Voltando para o nosso relato, as campanhas de campo continuam dando bons frutos. Embora a harpia ainda não tenha dado o “ar da graça”, foram registradas espécies como o gavião-pato (Spizaetus melanoleucus) e gavião-pega-macaco (Spizaetus tyrannus). Além disso, olha que bacana: o ninho de gavião-de-penacho foi encontrado. E com a ajuda da fêmea!!
“No segundo dia de busca da terceira campanha, uma fêmea de gavião-de-penacho foi registrada pousada em uma bela e grande árvore. Ela, logo em seguida, voou para uma árvore próxima. Na tentativa de não a perder de vista, a equipe não só a encontrou, como também conseguiu registrar o exuberante ninho do casal E EM ATIVIDADE! “Lindo, pode acreditar!”, contou o pesquisador do Projeto Harpia, Paulo Quadros.
Tudo isso é só um resumo. Também teve avistamento de anta (Tapirus terrestris), onça-parda (Puma concolor), mamíferos de pequeno porte, além de outras aves, como o ameaçado e endêmico da Mata Atlântica, gavião-pombo-pequeno (Amadonastur lacernulatus) e um fantasma das matas, o lendário jacu-estalo (Neomorphus geoffroyi).
Instalação e monitoramento de armadilhas fotográficas / FOTOS: Leonardo marujo e Paulo Quadros
Também foram registradas imagens de tatu-canastra (Priodontes maximus), jaguatirica (Leopardus pardalis), cutia (Dasyprocta sp.), gato-mourisco (Herpailurus yagouaroundi) e onça-pintada (Panthera onca), captadas por armadilhas fotográficas, também chamadas de câmeras trap.
O projeto também deixou sua participação em eventos extremamente salutares nas tomadas de decisão dentro do PERD, como foi o caso do Plano de Pesquisas e Seminário de Pesquisas Integradas. Vale destacar que os registros nas armadilhas fotográficas contribuem de forma importante para o levantamento de dados e fortalecimento de laços entre os projetos atuantes no PERD.
Ufa... É muita coisa que só aconteceu graças a todos e todas que estiveram envolvidos com o projeto. Gente no mato, no escritório, na estratégia, na produção e na ciência. Enquanto houver tempo, o Projeto Harpia vai estar lutando pela defesa da biodiversidade. Pode apostar!
Espécies captadas por meio de câmera trap
Projeto Harpia
Há mais de 20 anos, a descoberta de um ninho de gavião-real nas florestas da região norte do Brasil, próximo a Manaus, dava origem ao que viria a se tornar o “Projeto Harpia”. A oportunidade de proteger a espécie - ameaçada de extinção desde 2014 - inspirou um pequeno grupo de biólogos a desenvolver estratégias de identificação, mapeamento e monitoramento de ninhos com ajuda de voluntários engajados na luta pela conservação da ave na Amazônia brasileira.

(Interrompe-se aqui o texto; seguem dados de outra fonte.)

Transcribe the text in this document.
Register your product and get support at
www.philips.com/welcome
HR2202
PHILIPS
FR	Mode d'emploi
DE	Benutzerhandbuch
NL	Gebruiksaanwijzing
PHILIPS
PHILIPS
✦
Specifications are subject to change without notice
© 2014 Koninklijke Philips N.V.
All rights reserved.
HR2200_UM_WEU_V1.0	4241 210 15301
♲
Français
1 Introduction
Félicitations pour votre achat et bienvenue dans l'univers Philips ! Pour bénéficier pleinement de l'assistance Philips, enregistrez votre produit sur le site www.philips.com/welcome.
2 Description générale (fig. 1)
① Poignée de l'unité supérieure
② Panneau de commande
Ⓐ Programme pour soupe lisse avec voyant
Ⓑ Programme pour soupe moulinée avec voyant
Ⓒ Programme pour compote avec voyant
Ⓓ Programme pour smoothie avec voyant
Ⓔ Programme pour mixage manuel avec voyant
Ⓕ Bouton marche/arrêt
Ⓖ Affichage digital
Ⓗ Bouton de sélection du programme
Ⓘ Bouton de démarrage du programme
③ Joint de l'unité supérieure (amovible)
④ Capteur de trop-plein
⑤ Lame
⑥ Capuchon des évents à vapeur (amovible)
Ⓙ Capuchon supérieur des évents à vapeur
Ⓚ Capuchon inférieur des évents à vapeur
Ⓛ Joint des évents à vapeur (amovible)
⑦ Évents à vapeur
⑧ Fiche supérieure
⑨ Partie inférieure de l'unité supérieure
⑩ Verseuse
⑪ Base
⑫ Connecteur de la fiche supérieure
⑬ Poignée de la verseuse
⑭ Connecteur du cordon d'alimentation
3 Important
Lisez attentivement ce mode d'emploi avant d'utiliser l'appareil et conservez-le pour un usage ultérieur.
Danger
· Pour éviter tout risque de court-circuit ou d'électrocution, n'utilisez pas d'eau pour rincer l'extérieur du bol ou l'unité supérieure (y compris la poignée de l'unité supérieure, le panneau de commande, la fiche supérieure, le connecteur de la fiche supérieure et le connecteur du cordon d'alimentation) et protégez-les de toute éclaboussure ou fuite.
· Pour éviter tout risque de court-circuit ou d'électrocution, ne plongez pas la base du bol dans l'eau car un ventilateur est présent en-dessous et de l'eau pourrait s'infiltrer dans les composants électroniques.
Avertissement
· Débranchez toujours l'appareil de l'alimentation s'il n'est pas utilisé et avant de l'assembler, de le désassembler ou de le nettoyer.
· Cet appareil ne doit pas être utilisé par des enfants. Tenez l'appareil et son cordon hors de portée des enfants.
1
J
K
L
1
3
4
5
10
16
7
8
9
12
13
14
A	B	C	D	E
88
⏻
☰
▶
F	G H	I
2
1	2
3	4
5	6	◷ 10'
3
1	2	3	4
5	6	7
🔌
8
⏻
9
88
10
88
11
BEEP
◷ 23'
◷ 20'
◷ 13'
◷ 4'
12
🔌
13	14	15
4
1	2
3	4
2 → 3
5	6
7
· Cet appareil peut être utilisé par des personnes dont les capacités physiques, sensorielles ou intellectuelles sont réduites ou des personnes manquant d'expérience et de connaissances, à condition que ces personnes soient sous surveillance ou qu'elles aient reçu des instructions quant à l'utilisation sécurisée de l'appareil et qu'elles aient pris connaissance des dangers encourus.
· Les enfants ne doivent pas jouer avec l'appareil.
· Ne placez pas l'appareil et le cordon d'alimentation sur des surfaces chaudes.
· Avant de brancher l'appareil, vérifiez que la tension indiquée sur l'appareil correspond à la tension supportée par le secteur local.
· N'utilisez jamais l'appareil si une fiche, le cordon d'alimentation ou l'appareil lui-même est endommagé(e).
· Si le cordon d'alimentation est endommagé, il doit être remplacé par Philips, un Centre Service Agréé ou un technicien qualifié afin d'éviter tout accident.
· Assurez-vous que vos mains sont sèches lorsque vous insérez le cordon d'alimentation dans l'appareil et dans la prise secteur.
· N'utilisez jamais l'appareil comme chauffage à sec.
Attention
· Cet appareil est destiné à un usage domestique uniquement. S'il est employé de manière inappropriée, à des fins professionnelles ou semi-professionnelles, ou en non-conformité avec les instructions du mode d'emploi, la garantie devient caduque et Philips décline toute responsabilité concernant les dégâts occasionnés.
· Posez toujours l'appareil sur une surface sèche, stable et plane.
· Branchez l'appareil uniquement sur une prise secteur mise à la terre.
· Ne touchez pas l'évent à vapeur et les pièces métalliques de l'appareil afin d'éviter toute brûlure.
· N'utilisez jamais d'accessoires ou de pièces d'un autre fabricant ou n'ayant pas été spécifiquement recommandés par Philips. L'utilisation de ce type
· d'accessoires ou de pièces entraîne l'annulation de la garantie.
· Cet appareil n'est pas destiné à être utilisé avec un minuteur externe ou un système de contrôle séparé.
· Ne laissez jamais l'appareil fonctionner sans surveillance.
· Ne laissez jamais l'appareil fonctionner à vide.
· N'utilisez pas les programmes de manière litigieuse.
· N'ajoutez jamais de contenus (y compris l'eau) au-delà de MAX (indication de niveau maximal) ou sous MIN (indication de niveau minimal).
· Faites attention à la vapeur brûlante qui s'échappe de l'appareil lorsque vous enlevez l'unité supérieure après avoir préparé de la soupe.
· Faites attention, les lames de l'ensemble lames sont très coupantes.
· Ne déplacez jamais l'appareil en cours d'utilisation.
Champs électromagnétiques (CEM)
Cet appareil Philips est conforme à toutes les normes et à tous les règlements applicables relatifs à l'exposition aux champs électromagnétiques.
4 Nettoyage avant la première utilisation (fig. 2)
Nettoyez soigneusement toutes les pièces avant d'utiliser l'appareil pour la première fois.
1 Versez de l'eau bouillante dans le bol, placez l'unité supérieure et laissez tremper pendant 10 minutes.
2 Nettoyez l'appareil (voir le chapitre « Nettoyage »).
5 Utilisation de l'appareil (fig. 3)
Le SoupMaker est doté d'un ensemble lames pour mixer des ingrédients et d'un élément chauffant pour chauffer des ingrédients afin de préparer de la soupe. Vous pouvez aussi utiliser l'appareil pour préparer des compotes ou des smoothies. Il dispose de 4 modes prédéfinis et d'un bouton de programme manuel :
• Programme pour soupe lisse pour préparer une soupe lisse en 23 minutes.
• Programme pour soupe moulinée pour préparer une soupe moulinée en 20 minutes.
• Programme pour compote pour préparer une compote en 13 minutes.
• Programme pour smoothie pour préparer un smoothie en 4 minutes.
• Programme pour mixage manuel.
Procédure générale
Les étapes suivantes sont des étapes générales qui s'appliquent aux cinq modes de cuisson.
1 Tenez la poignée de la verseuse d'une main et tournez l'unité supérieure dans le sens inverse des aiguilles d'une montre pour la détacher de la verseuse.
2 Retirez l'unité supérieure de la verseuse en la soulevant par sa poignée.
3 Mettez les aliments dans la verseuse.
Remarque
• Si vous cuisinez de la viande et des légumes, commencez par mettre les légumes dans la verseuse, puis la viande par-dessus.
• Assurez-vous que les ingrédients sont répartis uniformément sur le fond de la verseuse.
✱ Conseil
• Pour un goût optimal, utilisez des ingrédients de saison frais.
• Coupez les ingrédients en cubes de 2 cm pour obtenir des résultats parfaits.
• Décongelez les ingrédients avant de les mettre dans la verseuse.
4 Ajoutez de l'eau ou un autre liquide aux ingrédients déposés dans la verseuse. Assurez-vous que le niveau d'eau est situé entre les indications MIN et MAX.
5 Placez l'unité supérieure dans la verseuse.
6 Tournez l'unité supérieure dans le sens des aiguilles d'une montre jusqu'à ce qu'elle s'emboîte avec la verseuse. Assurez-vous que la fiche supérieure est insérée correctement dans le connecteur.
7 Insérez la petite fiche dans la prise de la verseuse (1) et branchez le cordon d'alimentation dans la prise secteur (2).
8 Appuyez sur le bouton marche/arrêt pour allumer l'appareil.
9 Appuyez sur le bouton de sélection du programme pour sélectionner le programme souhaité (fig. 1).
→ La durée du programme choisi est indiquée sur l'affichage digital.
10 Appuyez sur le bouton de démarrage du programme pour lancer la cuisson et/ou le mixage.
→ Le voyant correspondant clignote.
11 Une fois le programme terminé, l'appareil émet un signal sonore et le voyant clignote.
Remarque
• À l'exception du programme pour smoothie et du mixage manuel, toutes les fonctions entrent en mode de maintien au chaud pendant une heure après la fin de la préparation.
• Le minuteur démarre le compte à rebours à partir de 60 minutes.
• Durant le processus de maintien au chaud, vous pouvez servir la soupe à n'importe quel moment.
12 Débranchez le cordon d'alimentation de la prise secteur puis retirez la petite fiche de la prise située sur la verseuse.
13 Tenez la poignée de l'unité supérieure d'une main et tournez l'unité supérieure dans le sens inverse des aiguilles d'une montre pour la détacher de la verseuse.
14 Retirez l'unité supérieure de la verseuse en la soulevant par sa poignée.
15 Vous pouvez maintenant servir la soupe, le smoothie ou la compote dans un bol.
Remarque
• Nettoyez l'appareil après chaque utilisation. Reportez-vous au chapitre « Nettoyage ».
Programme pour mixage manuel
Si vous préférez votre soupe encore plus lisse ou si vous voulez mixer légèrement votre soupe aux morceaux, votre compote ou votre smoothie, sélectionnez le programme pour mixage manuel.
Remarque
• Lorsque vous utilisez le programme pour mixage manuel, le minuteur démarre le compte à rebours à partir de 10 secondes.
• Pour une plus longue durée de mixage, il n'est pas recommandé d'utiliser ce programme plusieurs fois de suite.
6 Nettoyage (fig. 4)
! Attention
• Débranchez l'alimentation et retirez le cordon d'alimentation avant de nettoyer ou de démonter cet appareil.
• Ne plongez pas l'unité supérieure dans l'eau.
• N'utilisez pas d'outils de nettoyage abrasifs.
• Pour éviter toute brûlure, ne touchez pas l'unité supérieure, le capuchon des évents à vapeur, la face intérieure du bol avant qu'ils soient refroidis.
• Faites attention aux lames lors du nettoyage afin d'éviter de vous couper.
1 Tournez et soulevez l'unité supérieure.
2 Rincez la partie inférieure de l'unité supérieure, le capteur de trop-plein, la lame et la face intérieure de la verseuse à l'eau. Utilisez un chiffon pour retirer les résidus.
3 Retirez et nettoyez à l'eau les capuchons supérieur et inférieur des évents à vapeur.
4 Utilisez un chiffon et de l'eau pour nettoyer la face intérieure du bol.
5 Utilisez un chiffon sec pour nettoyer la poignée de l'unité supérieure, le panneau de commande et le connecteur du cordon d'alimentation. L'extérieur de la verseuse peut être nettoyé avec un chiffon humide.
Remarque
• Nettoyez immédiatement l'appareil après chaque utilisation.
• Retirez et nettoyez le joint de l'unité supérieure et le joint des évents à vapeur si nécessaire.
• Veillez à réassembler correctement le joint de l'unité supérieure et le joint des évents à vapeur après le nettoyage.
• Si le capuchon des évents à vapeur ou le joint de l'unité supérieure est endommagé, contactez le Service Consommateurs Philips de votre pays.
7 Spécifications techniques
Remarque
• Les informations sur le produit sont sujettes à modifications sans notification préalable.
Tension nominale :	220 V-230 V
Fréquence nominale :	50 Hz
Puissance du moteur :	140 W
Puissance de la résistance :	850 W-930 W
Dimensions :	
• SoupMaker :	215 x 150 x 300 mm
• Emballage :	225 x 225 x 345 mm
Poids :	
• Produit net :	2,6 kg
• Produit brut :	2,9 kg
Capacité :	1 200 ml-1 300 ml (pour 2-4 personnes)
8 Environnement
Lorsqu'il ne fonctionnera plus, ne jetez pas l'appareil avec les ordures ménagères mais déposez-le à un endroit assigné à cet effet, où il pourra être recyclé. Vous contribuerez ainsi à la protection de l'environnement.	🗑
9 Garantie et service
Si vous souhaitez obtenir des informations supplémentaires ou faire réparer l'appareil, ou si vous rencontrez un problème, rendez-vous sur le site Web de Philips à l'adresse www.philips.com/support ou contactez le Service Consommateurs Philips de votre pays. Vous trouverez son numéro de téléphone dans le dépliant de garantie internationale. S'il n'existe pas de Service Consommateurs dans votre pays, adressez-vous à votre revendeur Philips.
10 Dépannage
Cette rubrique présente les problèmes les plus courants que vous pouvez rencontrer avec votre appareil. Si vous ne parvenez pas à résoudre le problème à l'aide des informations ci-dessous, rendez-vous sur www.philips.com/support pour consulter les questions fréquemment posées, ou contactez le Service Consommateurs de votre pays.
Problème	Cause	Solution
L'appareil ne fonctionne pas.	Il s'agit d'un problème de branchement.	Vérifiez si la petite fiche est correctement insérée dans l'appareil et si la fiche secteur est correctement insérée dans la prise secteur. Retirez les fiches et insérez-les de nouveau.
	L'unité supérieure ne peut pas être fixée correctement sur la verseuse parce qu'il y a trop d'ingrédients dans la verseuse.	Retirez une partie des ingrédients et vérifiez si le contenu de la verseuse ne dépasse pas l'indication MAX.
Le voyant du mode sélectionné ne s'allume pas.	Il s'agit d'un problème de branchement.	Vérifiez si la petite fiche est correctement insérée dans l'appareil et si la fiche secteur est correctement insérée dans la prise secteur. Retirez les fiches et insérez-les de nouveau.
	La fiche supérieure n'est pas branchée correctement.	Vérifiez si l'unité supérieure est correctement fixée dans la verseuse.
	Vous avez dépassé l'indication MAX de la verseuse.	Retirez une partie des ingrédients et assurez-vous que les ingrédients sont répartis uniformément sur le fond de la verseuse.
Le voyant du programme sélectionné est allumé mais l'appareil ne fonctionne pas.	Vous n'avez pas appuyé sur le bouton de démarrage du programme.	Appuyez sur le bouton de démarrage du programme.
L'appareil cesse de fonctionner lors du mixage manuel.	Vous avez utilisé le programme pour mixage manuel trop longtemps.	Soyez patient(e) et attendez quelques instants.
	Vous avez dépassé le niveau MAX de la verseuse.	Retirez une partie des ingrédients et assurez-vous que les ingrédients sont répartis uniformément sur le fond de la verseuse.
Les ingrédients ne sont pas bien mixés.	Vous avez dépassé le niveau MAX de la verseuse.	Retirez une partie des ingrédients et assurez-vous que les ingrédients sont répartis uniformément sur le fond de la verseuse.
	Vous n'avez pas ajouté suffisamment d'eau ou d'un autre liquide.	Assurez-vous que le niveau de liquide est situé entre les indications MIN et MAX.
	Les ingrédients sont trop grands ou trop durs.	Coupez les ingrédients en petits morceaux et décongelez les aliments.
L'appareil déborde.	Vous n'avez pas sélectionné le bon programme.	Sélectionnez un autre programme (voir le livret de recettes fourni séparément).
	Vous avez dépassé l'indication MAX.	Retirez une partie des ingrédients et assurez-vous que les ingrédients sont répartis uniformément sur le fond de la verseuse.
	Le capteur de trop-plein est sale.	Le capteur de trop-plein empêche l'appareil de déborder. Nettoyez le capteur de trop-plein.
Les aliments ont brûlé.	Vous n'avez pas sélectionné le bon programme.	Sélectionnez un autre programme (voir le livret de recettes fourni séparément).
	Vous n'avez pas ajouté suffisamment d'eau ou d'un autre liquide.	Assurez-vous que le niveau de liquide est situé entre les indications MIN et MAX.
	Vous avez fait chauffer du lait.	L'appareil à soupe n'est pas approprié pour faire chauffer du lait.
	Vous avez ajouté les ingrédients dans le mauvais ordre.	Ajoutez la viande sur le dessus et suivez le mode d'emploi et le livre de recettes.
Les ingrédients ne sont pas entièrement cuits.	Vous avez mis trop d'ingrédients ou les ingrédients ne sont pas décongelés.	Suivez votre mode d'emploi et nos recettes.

O projeto cresceu e passou a atuar também em outras localidades do Brasil, como o Cerrado mato-grossense, a Mata Atlântica capixaba e mineira. O "Programa de Conservação do Gavião-real" (PCGR) foi rebatizado como “Projeto Harpia”, consolidando-se como a iniciativa do Instituto Nacional de Pesquisas da Amazônia (INPA), com diversos parceiros espalhados pelo Brasil (incluindo o Instituto Últimos Refúgios), que atuam no mapeamento e monitoramento da espécie gavião-real em regiões da Amazônia, do Cerrado e da Mata Atlântica capixaba.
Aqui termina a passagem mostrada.